Una bella prova dell’adesione incondizionata al potere da parte di questi sedicenti intellettuali, sono le mancate reazioni alla censura che continua a subire il documentario l’Urlo di Michelangelo Severgnini. Un lavoro che ha il merito di far parlare direttamente i migranti schiavi in Libia raccontando un punto di vista trascurato dai media. Ma dal momento che le cose dette da queste persone non piacciono agli apparatchik di regime, i solerti maggiordomi delle lettere hanno provveduto ad anticipare i desideri del potere raddoppiando la censura invece di denunciarla.
Nel saggio “Impero” di ormai vent’anni fa, Michael Hard & Toni Negri si domandavano “che cosa accadrebbe se scoprissimo che le forme moderne del potere che la critica postmoderna e postcolonialista hanno descritto e decostruito, hanno le armi spuntate?
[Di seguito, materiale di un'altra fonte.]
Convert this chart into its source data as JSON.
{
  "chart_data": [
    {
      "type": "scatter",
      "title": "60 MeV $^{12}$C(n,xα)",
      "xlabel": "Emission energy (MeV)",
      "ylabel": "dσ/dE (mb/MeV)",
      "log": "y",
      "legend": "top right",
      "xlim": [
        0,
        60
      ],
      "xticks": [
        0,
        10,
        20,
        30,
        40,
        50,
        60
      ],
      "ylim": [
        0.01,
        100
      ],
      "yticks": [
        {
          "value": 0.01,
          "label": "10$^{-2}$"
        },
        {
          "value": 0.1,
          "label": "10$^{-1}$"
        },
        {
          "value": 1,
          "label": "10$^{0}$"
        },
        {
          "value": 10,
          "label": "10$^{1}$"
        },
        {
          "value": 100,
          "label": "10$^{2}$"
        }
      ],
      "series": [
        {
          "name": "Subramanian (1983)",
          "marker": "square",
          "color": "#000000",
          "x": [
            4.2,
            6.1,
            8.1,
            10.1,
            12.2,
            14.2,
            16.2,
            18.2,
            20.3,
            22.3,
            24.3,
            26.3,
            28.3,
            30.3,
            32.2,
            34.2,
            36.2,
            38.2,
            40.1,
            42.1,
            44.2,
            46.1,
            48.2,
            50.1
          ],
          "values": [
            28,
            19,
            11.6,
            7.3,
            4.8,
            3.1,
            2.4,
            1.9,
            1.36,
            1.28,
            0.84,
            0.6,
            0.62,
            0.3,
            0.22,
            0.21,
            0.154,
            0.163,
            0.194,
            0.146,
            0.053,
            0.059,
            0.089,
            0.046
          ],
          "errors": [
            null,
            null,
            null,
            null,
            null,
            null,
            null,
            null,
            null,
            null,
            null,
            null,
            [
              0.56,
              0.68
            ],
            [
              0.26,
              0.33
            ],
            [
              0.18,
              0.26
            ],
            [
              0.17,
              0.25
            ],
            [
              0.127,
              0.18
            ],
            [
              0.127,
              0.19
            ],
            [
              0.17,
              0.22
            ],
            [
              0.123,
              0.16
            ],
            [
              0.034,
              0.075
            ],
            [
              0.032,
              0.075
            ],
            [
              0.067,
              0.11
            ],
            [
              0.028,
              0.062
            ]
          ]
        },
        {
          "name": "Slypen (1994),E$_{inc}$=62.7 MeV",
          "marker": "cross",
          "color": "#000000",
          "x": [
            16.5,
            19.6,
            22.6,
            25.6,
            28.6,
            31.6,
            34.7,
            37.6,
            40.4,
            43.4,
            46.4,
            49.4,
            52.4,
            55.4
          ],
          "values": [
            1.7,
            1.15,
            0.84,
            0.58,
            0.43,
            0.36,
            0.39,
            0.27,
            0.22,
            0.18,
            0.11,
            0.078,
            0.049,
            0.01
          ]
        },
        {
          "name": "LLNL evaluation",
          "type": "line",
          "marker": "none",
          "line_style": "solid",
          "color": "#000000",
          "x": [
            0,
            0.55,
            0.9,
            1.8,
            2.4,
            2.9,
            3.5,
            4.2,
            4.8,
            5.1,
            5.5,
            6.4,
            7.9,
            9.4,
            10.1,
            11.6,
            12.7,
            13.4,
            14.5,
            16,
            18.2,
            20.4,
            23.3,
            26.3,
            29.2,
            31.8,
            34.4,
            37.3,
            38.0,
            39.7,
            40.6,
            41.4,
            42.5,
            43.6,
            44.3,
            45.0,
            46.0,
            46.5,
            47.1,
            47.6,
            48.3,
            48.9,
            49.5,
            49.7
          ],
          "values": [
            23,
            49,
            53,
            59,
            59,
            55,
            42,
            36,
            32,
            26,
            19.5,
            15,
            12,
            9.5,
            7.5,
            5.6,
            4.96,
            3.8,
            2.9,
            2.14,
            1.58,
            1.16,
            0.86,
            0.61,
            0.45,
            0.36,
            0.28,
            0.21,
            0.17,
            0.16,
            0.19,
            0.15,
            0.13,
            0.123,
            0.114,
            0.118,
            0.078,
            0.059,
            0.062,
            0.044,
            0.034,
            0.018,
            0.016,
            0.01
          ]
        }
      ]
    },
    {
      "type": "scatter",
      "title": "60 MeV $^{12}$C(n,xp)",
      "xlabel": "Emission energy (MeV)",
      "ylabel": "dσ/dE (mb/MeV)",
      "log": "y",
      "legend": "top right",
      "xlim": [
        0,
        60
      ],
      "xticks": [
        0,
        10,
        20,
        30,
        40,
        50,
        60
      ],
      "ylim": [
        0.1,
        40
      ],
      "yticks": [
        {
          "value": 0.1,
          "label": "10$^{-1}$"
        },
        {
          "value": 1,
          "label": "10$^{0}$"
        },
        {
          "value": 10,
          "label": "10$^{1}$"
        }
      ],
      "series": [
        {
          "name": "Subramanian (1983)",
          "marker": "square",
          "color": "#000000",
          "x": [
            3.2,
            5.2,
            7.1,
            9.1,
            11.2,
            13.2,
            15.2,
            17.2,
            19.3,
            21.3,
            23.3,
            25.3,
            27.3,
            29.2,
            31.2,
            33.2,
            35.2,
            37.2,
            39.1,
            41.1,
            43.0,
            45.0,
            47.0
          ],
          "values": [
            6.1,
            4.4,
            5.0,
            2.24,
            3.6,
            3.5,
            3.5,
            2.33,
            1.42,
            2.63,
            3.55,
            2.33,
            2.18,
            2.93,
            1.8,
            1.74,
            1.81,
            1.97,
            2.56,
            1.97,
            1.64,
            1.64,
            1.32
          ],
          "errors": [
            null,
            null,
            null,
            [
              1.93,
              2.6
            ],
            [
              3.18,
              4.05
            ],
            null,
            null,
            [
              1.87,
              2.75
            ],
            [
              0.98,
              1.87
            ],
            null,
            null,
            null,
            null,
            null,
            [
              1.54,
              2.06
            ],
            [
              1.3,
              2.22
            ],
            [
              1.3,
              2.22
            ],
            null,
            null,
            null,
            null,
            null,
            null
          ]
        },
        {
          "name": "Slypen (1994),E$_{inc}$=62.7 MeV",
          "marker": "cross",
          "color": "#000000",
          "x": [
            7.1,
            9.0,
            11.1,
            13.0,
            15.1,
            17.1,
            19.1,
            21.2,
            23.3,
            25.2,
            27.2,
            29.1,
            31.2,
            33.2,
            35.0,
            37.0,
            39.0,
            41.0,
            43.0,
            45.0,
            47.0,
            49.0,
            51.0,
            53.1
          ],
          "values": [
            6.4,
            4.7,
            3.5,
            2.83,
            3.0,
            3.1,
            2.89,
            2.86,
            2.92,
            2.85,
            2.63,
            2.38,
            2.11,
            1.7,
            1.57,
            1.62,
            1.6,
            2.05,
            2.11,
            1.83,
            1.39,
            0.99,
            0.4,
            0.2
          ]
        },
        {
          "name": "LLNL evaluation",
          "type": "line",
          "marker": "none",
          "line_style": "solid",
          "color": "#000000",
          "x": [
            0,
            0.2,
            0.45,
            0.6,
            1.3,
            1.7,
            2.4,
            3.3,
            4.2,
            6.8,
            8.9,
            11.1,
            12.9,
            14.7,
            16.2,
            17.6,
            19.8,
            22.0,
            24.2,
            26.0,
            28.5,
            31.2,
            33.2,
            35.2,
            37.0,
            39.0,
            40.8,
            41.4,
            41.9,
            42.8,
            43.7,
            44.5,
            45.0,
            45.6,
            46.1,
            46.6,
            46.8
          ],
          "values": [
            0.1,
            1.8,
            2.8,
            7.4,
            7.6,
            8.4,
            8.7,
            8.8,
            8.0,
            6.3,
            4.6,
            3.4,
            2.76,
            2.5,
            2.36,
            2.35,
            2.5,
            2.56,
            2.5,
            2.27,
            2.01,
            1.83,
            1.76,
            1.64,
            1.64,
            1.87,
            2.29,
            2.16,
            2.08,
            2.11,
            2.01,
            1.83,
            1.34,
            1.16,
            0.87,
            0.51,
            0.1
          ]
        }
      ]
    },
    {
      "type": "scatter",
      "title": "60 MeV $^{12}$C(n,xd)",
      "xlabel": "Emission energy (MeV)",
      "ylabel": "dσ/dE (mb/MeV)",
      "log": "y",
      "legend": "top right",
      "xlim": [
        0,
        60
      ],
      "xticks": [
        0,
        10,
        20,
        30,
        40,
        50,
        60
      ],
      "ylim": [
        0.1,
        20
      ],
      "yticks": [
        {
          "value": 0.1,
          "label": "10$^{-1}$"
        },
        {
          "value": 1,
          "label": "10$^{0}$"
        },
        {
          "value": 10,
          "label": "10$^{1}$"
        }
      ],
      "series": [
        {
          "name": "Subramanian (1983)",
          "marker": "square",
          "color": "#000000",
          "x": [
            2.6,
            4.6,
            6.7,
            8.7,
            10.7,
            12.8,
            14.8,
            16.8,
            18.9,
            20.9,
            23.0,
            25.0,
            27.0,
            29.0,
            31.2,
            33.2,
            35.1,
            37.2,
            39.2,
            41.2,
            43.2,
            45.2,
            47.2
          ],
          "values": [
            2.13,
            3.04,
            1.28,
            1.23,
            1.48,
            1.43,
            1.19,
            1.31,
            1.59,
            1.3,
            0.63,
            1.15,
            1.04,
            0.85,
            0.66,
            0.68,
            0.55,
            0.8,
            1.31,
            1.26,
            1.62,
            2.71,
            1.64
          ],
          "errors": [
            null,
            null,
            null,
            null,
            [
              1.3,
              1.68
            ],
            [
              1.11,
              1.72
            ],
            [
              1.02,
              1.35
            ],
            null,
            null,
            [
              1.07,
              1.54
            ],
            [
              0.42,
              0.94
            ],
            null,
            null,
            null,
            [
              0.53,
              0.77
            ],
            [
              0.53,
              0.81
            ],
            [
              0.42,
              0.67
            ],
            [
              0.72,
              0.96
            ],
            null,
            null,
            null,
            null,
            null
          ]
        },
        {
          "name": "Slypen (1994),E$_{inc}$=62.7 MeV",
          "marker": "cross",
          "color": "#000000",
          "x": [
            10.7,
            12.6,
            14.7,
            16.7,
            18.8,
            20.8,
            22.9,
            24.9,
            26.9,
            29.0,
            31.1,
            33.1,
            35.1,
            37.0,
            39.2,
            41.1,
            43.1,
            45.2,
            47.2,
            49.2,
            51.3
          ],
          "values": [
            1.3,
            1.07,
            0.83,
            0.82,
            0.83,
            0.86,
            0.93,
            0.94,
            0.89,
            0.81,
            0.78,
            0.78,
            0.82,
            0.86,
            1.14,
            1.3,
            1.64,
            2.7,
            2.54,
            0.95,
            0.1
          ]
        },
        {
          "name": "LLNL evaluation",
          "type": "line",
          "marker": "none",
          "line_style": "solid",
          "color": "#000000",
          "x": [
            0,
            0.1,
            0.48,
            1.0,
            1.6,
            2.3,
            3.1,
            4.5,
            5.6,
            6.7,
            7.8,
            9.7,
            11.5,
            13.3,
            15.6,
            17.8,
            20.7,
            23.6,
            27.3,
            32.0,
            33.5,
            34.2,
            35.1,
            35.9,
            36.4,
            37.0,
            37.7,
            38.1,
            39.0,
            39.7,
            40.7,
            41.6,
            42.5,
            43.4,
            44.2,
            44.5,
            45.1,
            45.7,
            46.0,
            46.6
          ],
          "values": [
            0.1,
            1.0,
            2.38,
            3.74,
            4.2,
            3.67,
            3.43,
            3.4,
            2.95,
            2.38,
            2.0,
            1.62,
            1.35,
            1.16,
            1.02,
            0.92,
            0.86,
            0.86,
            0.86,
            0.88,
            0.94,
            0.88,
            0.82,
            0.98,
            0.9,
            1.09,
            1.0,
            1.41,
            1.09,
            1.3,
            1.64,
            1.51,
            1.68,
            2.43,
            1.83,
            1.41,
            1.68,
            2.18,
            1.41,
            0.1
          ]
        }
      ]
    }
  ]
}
Che cosa accadrebbe se si comprendesse che questi intellettuali, così occupati a combattere i residui di forme passate di dominio, non hanno alcuna cognizione delle minacce che le attuali forme di potere fanno pesare su di noi? Che cosa accadrebbe se ci si rendesse conto che i poteri dominanti sono mutati in modo tale da depotenziare la carica della critica postmodernista e postcolonialista? In definitiva cosa accadrebbe se si comprendesse che un nuovo paradigma di potere, una sovranità postmoderna, ha già sostituito il paradigma moderno e domina quelle stesse soggettività frammentarie e ibride tanto care al postmodernismo?”
Accadrebbe esattamente quello che a cui assistiamo oggi: una fila di struzzi con la testa infilata nella sabbia, convinti di stare dalla parte giusta della storia mentre il culo scoperto batte al vento come un panno sporco.